One
of the more unusual and enjoyable aspects of 2003’s broadly
conventional School of Rock was Richard Linklater’s direction of his
child performers: rather than seeking to set these emergent, inchoate
personalities in stone, it instead cleared space around the plot so that
they could express themselves as individuals. By the time of 2004’s
Before Sunset, a question had apparently set itself in the filmmaker’s
mind: what if you kept going back to these kids, to see them growing up,
and the world around them being renewed?
There were precedents: Michael Apted’s Up docs, Truffaut’s Antoine Doinel fictions. Yet Linklater’s Boyhood,
filmed over twelve years, emerges as closer to the exhaustive
naturalism of last year’s Blue is the Warmest Colour. It watches dreamy
all-American boy Mason (Eller Coltrane) grow from moptopped ‘tweener to
college-aged longhair, while logging a populist history of this
century’s first, turbulent years; it whips us from a moment when kids
were into The Hives and reliant on lingerie catalogues for their jollies
to a point a decade later when it was all Gotye and smartphones. As
Mason grows, so we do.
This
boy lives with his precocious sister (Lorelei Linklater, a credit to
her father) and their self-improving single mother (Patricia Arquette),
busy working through her own issues. From time to time, her musician ex,
played by Ethan Hawke, will drive by, and anybody unaware of the film’s
production history will surely be shocked by how youthful Hawke looks
in his first scene: the furrowed brow on show throughout Before Midnight
was, around the millennium, but a sporadically concerned ripple.
This
is Boyhood’s foremost pleasure: as it shows these people getting
heavier, broodier and greasier, freighted with on- and off-screen
baggage, it forms an acknowledgement this process happens to us all,
even those preserved in the movies. Linklater refuses the usual “two
years later” nudges, and has no need for the latex by which performers
are traditionally aged; instead, discreet shifts in hairstyle or puppy
fat come to indicate plot lacunae.
“Timeline”
may, in fact, be more accurate than “plot”. For while Boyhood forms a
notable logistical achievement – assembling everybody in the same place
every now and again in a spirit of relaxed, cordial collaboration – it’s
an even greater feat of editing, and Sandra Adair deserves credit for
weighting these scenes from a relatively comfortable middle-class life
so as to establish a cumulative sense of something universal. However
long Mason might spend staring at the sky, we’re compelled to keep
watching until the clouds of adolescence – bullies, bumfluff and all –
blow into view.
For
all this, Boyhood struck me as an experience more pleasant than
profound. The Before series gained from its proximity to characters
who’d spent time out in the world, and been buffeted, even wounded by
fate; it cut its romantic softness with a degree of astringent
experience drawn from its writer-stars’ personal lives. Boyhood, by
contrast, never stops looking at Mason fondly, just as Blue is the
Warmest Colour was relentless (and, to this viewer, somewhat wearying)

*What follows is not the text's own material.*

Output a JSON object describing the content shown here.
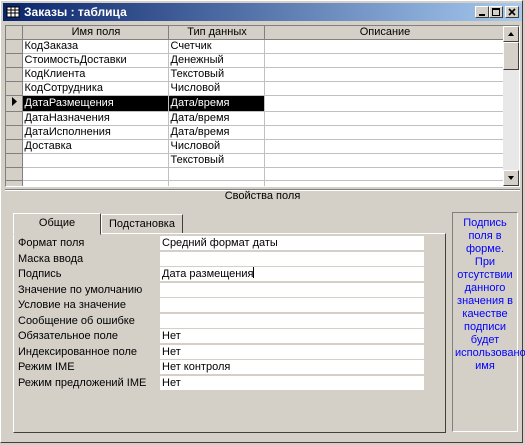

in its determination to probe every nook and cranny of its heroine’s
existence.
Flatly
comic supporting turns breach the prevailing naturalism, and notes of
outright fantasy eventually creep in, as though this were any other
studio-backed coming-of-ager. While Mason himself remains credibly
scrawny and spotty – and it’s a stroke of colossal good fortune on
Linklater’s part that Coltrane should have grown up not into Hayden
Christensen, but a sensitive, responsive child of his age – it’s a pity
his first love should be played by such an obvious producer-approved
hottie.
Yet
at a time when the American cinema has become obsessed with the young –
in part to strongarm the disposable income from their pockets –
Linklater has emerged as one of very few directors sincerely,
sympathetically analysing their moves and motives: how they think and
speak, how they get from there to here. Despite (or possibly because of)
its inbuilt hugginess, I suspect Boyhood will stand as a model of
big-picture humanist filmmaking, using every last precious one of its
166 minutes to frame a truth as essential as it is simple: time flies,
and sometimes the only way to hold onto this stuff is to photograph it.
(MovieMail, July 2014)
Boyhood screens on Channel 4 tonight at 12.05am.